I've been thinking a lot about a National Geographic Article from last year about the stress relieving benefits of time in nature. Mostly I've been thinking about this because reading through the Pray portion of Eat, Pray, Love (which I did in March) mostly made me think this was just a person who had not spent enough time in the the Great Outdoors. And it's made me more aware through this season just what nature really does for me. And it is a lot. I grew up in the country, and I've spent more waking hours outdoors than in, excluding the burden of education and an office job, of course.

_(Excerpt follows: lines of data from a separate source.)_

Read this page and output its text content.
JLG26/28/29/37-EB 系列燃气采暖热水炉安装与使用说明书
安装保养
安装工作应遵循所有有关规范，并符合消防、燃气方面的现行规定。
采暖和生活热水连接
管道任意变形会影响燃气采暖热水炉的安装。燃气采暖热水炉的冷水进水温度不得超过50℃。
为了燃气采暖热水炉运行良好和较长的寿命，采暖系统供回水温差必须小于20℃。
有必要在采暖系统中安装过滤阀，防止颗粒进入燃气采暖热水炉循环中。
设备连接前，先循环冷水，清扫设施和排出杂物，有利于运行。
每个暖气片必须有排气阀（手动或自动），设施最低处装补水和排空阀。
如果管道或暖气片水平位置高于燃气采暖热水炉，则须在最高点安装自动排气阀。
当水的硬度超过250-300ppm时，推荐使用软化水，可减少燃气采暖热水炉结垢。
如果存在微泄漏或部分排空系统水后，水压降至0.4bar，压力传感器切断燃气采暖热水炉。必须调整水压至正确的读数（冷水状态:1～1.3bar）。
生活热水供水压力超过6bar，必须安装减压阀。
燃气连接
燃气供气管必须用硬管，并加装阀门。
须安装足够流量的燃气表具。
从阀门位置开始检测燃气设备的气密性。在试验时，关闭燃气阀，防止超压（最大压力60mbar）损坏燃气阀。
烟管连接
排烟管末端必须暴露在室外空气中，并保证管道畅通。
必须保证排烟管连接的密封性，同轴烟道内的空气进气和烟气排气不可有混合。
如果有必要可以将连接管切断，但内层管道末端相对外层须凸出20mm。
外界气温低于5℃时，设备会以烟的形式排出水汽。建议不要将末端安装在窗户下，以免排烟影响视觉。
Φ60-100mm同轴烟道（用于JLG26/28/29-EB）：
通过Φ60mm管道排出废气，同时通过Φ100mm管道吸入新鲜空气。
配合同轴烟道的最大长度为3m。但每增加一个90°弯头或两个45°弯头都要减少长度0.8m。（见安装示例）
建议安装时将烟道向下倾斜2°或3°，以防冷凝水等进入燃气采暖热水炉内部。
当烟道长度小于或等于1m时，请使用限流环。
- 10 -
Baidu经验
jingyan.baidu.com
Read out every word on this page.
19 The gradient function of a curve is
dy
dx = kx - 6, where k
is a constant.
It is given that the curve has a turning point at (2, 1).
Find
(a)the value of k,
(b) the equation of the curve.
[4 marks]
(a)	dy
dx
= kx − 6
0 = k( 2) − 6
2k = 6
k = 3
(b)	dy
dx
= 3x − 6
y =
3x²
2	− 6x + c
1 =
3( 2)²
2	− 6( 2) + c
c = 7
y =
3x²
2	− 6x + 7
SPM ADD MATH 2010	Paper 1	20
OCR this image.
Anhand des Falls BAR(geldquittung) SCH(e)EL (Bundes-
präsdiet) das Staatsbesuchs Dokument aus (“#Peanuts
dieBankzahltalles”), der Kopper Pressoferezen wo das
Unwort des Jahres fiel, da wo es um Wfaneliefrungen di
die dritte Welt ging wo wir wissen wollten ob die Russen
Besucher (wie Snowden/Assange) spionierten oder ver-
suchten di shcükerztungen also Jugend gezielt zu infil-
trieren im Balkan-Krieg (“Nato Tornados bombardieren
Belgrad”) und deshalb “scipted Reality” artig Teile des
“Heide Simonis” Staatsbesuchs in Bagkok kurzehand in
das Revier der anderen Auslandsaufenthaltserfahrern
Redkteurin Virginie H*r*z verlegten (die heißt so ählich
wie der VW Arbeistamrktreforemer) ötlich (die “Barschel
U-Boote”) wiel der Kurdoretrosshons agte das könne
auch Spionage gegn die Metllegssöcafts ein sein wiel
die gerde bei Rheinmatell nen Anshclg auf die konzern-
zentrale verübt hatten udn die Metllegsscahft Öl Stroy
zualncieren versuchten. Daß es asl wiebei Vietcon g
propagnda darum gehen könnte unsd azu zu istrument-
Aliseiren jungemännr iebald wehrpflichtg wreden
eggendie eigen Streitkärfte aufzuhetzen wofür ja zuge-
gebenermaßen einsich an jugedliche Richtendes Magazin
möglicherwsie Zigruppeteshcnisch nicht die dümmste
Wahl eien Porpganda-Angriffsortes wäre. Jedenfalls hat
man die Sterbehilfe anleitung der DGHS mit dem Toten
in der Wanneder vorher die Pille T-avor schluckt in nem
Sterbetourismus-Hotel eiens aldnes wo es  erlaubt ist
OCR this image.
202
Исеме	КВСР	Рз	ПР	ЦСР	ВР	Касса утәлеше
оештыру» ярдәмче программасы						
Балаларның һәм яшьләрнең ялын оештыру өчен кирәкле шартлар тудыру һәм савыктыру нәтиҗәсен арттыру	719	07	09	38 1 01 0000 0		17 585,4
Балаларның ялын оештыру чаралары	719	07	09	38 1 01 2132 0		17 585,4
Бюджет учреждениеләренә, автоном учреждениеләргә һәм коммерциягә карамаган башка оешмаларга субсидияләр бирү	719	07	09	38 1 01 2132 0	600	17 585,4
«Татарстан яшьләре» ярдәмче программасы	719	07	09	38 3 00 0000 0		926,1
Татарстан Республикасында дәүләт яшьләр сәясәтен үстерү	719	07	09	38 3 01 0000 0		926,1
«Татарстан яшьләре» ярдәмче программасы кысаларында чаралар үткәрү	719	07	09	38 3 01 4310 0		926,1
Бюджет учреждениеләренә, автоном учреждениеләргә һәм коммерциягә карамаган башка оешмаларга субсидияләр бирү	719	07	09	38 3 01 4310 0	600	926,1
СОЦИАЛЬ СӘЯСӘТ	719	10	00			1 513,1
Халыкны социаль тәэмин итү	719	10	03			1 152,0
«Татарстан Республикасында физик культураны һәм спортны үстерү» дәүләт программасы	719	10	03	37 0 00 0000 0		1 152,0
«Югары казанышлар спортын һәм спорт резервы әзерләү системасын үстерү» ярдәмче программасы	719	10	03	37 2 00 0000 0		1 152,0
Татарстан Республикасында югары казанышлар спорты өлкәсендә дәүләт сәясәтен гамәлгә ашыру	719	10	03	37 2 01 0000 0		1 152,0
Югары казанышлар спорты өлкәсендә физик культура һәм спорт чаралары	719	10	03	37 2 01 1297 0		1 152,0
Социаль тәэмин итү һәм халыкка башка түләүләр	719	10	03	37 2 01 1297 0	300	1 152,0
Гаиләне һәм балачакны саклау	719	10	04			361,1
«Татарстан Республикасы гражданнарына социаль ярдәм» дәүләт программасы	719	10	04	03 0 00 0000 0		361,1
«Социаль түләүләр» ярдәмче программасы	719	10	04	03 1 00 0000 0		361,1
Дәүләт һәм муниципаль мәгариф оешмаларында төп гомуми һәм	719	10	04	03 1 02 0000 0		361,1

So if you are reading this today, I suggest you get out there and find a trail this weekend; it will be Earth Day after all. This season doesn't last long. If you are in Middle Tennessee or Northern Alabama, I'll even make a suggestion. The Perimeter Trail at Sewanee, especially the section known as Shakerag Hollow, makes for some great spring hiking, with lots of wildflowers, birds, and little creeks and cascades.